Most other prominent candidates—like billionaire Donald Trump and Senator Marco Rubio—still support at least some federal assistance for ethanol, and ARF has spent most of its energy targeting Cruz. There may be an effect—the senator’s hard opposition to RFS has softened. Instead of calling for its immediate repeal, as he did in 2013 when he sponsored a Senate bill to that end, he now says the measure should be allowed to expire in 2022. (It seems the real switch in position came last year when Cruz introduced a bill calling for a gradual phase out of RFS just days before he launched his presidential campaign).
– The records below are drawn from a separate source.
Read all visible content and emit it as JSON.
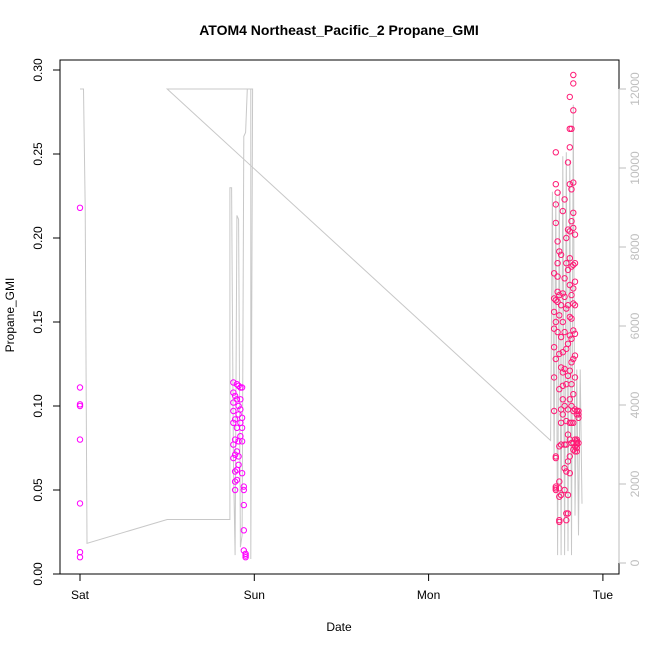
{
  "chart_data": {
    "type": "scatter",
    "title": "ATOM4 Northeast_Pacific_2 Propane_GMI",
    "xlabel": "Date",
    "ylabel": "Propane_GMI",
    "x_ticks": [
      "Sat",
      "Sun",
      "Mon",
      "Tue"
    ],
    "ylim": [
      0,
      0.3
    ],
    "y_ticks": [
      "0.00",
      "0.05",
      "0.10",
      "0.15",
      "0.20",
      "0.25",
      "0.30"
    ],
    "y2lim": [
      0,
      12000
    ],
    "y2_ticks": [
      "0",
      "2000",
      "4000",
      "6000",
      "8000",
      "10000",
      "12000"
    ],
    "grid": false,
    "colors": {
      "points_magenta": "#ff00ff",
      "points_pink": "#ff1a75",
      "altitude_line": "#c8c8c8",
      "right_axis": "#bebebe"
    },
    "series": [
      {
        "marker": "circle",
        "points": [
          [
            0.0,
            0.218
          ],
          [
            0.0,
            0.111
          ],
          [
            0.0,
            0.101
          ],
          [
            0.0,
            0.1
          ],
          [
            0.0,
            0.08
          ],
          [
            0.0,
            0.042
          ],
          [
            0.0,
            0.013
          ],
          [
            0.0,
            0.01
          ],
          [
            0.88,
            0.114
          ],
          [
            0.88,
            0.108
          ],
          [
            0.88,
            0.102
          ],
          [
            0.88,
            0.097
          ],
          [
            0.88,
            0.09
          ],
          [
            0.88,
            0.077
          ],
          [
            0.88,
            0.069
          ],
          [
            0.89,
            0.106
          ],
          [
            0.89,
            0.092
          ],
          [
            0.89,
            0.08
          ],
          [
            0.89,
            0.071
          ],
          [
            0.89,
            0.061
          ],
          [
            0.89,
            0.055
          ],
          [
            0.89,
            0.05
          ],
          [
            0.9,
            0.113
          ],
          [
            0.9,
            0.104
          ],
          [
            0.9,
            0.087
          ],
          [
            0.9,
            0.073
          ],
          [
            0.9,
            0.062
          ],
          [
            0.9,
            0.056
          ],
          [
            0.91,
            0.112
          ],
          [
            0.91,
            0.1
          ],
          [
            0.91,
            0.095
          ],
          [
            0.91,
            0.079
          ],
          [
            0.91,
            0.07
          ],
          [
            0.91,
            0.065
          ],
          [
            0.92,
            0.111
          ],
          [
            0.92,
            0.104
          ],
          [
            0.92,
            0.098
          ],
          [
            0.92,
            0.09
          ],
          [
            0.92,
            0.082
          ],
          [
            0.93,
            0.111
          ],
          [
            0.93,
            0.093
          ],
          [
            0.93,
            0.087
          ],
          [
            0.93,
            0.079
          ],
          [
            0.93,
            0.06
          ],
          [
            0.94,
            0.052
          ],
          [
            0.94,
            0.05
          ],
          [
            0.94,
            0.041
          ],
          [
            0.94,
            0.026
          ],
          [
            0.94,
            0.014
          ],
          [
            0.95,
            0.012
          ],
          [
            0.95,
            0.011
          ],
          [
            0.95,
            0.01
          ],
          [
            2.72,
            0.179
          ],
          [
            2.72,
            0.164
          ],
          [
            2.72,
            0.156
          ],
          [
            2.72,
            0.146
          ],
          [
            2.72,
            0.135
          ],
          [
            2.72,
            0.117
          ],
          [
            2.72,
            0.097
          ],
          [
            2.73,
            0.251
          ],
          [
            2.73,
            0.232
          ],
          [
            2.73,
            0.22
          ],
          [
            2.73,
            0.209
          ],
          [
            2.73,
            0.163
          ],
          [
            2.73,
            0.15
          ],
          [
            2.73,
            0.128
          ],
          [
            2.73,
            0.07
          ],
          [
            2.73,
            0.069
          ],
          [
            2.73,
            0.052
          ],
          [
            2.73,
            0.051
          ],
          [
            2.73,
            0.05
          ],
          [
            2.74,
            0.227
          ],
          [
            2.74,
            0.198
          ],
          [
            2.74,
            0.185
          ],
          [
            2.74,
            0.177
          ],
          [
            2.74,
            0.168
          ],
          [
            2.74,
            0.162
          ],
          [
            2.74,
            0.144
          ],
          [
            2.75,
            0.192
          ],
          [
            2.75,
            0.166
          ],
          [
            2.75,
            0.154
          ],
          [
            2.75,
            0.131
          ],
          [
            2.75,
            0.11
          ],
          [
            2.75,
            0.076
          ],
          [
            2.75,
            0.055
          ],
          [
            2.75,
            0.051
          ],
          [
            2.75,
            0.046
          ],
          [
            2.75,
            0.032
          ],
          [
            2.75,
            0.031
          ],
          [
            2.76,
            0.19
          ],
          [
            2.76,
            0.16
          ],
          [
            2.76,
            0.141
          ],
          [
            2.76,
            0.123
          ],
          [
            2.76,
            0.098
          ],
          [
            2.76,
            0.09
          ],
          [
            2.76,
            0.077
          ],
          [
            2.76,
            0.047
          ],
          [
            2.77,
            0.216
          ],
          [
            2.77,
            0.167
          ],
          [
            2.77,
            0.15
          ],
          [
            2.77,
            0.132
          ],
          [
            2.77,
            0.12
          ],
          [
            2.77,
            0.112
          ],
          [
            2.77,
            0.104
          ],
          [
            2.77,
            0.095
          ],
          [
            2.78,
            0.223
          ],
          [
            2.78,
            0.176
          ],
          [
            2.78,
            0.165
          ],
          [
            2.78,
            0.144
          ],
          [
            2.78,
            0.122
          ],
          [
            2.78,
            0.1
          ],
          [
            2.78,
            0.077
          ],
          [
            2.78,
            0.063
          ],
          [
            2.78,
            0.05
          ],
          [
            2.79,
            0.2
          ],
          [
            2.79,
            0.185
          ],
          [
            2.79,
            0.158
          ],
          [
            2.79,
            0.134
          ],
          [
            2.79,
            0.113
          ],
          [
            2.79,
            0.091
          ],
          [
            2.79,
            0.077
          ],
          [
            2.79,
            0.061
          ],
          [
            2.79,
            0.036
          ],
          [
            2.79,
            0.032
          ],
          [
            2.8,
            0.245
          ],
          [
            2.8,
            0.205
          ],
          [
            2.8,
            0.181
          ],
          [
            2.8,
            0.16
          ],
          [
            2.8,
            0.137
          ],
          [
            2.8,
            0.118
          ],
          [
            2.8,
            0.098
          ],
          [
            2.8,
            0.083
          ],
          [
            2.8,
            0.067
          ],
          [
            2.8,
            0.047
          ],
          [
            2.8,
            0.036
          ],
          [
            2.81,
            0.284
          ],
          [
            2.81,
            0.265
          ],
          [
            2.81,
            0.254
          ],
          [
            2.81,
            0.232
          ],
          [
            2.81,
            0.204
          ],
          [
            2.81,
            0.188
          ],
          [
            2.81,
            0.172
          ],
          [
            2.81,
            0.153
          ],
          [
            2.81,
            0.142
          ],
          [
            2.81,
            0.121
          ],
          [
            2.81,
            0.104
          ],
          [
            2.81,
            0.09
          ],
          [
            2.81,
            0.08
          ],
          [
            2.81,
            0.07
          ],
          [
            2.81,
            0.06
          ],
          [
            2.82,
            0.265
          ],
          [
            2.82,
            0.229
          ],
          [
            2.82,
            0.21
          ],
          [
            2.82,
            0.183
          ],
          [
            2.82,
            0.166
          ],
          [
            2.82,
            0.152
          ],
          [
            2.82,
            0.14
          ],
          [
            2.82,
            0.126
          ],
          [
            2.82,
            0.113
          ],
          [
            2.82,
            0.1
          ],
          [
            2.82,
            0.09
          ],
          [
            2.82,
            0.078
          ],
          [
            2.83,
            0.297
          ],
          [
            2.83,
            0.292
          ],
          [
            2.83,
            0.276
          ],
          [
            2.83,
            0.233
          ],
          [
            2.83,
            0.215
          ],
          [
            2.83,
            0.206
          ],
          [
            2.83,
            0.184
          ],
          [
            2.83,
            0.17
          ],
          [
            2.83,
            0.161
          ],
          [
            2.83,
            0.145
          ],
          [
            2.83,
            0.128
          ],
          [
            2.83,
            0.107
          ],
          [
            2.83,
            0.097
          ],
          [
            2.83,
            0.09
          ],
          [
            2.83,
            0.078
          ],
          [
            2.83,
            0.074
          ],
          [
            2.84,
            0.202
          ],
          [
            2.84,
            0.185
          ],
          [
            2.84,
            0.174
          ],
          [
            2.84,
            0.16
          ],
          [
            2.84,
            0.143
          ],
          [
            2.84,
            0.13
          ],
          [
            2.84,
            0.117
          ],
          [
            2.84,
            0.098
          ],
          [
            2.84,
            0.08
          ],
          [
            2.84,
            0.076
          ],
          [
            2.84,
            0.073
          ],
          [
            2.85,
            0.097
          ],
          [
            2.85,
            0.095
          ],
          [
            2.85,
            0.08
          ],
          [
            2.85,
            0.079
          ],
          [
            2.85,
            0.078
          ],
          [
            2.85,
            0.077
          ],
          [
            2.85,
            0.075
          ],
          [
            2.85,
            0.073
          ],
          [
            2.86,
            0.097
          ],
          [
            2.86,
            0.095
          ],
          [
            2.86,
            0.093
          ],
          [
            2.86,
            0.078
          ]
        ]
      }
    ],
    "altitude_series": {
      "axis": "right",
      "points": [
        [
          0.0,
          12000
        ],
        [
          0.02,
          12000
        ],
        [
          0.03,
          9000
        ],
        [
          0.04,
          500
        ],
        [
          0.5,
          1100
        ],
        [
          0.86,
          1100
        ],
        [
          0.86,
          9500
        ],
        [
          0.87,
          9500
        ],
        [
          0.88,
          2600
        ],
        [
          0.89,
          200
        ],
        [
          0.9,
          8800
        ],
        [
          0.91,
          8700
        ],
        [
          0.92,
          400
        ],
        [
          0.93,
          700
        ],
        [
          0.94,
          10800
        ],
        [
          0.95,
          10900
        ],
        [
          0.96,
          12000
        ],
        [
          0.98,
          12000
        ],
        [
          0.98,
          100
        ],
        [
          0.99,
          12000
        ],
        [
          0.5,
          12000
        ],
        [
          2.7,
          3100
        ],
        [
          2.71,
          9400
        ],
        [
          2.72,
          2600
        ],
        [
          2.73,
          9300
        ],
        [
          2.74,
          200
        ],
        [
          2.75,
          9400
        ],
        [
          2.76,
          200
        ],
        [
          2.77,
          10300
        ],
        [
          2.78,
          200
        ],
        [
          2.79,
          10400
        ],
        [
          2.8,
          300
        ],
        [
          2.81,
          10200
        ],
        [
          2.82,
          200
        ],
        [
          2.83,
          11600
        ],
        [
          2.84,
          1200
        ],
        [
          2.85,
          4900
        ],
        [
          2.86,
          700
        ],
        [
          2.87,
          4900
        ],
        [
          2.88,
          1500
        ]
      ]
    }
  }
}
“He is actually pro ethanol, as part of a pro-energy strategy,” said Rick Tyler, a spokesperson for the Cruz campaign. But “the government can’t decide that ethanol has an advantage over any other fuel source.”

That shift in support to a gradual phaseout wasn’t enough for the Republican governor of Iowa, Terry Branstad, who recently said that he wants Cruz to lose at least in part because of his stance on ethanol. Trump, Cruz’s closest competitor in polls, has expressed support for increasing the amount of ethanol required in the fuel mix under the RFS, which would be a boon to the industry.

“Ted Cruz is ahead right now,” Barnstand told reporters at an event earlier this month. “What we’re trying to do is educate the people in the state of Iowa. He is the biggest opponent of renewable fuels. He’s heavily financed by Big Oil. So we think once Iowans realize that fact, they might find other things attractive—but he could be very damaging to our state.”

But the noise over ethanol may make little difference when it comes time for Iowans to vote on Feb. 1. While the vast majority of Iowa voters approve of policies that support the state’s ethanol industry, the issue doesn’t rank among their top three concerns.

“I don’t hear anything at all about a single issue voter,” says Goldford. “Ethanol may be one of them, but people have a lot of other fish to fry.”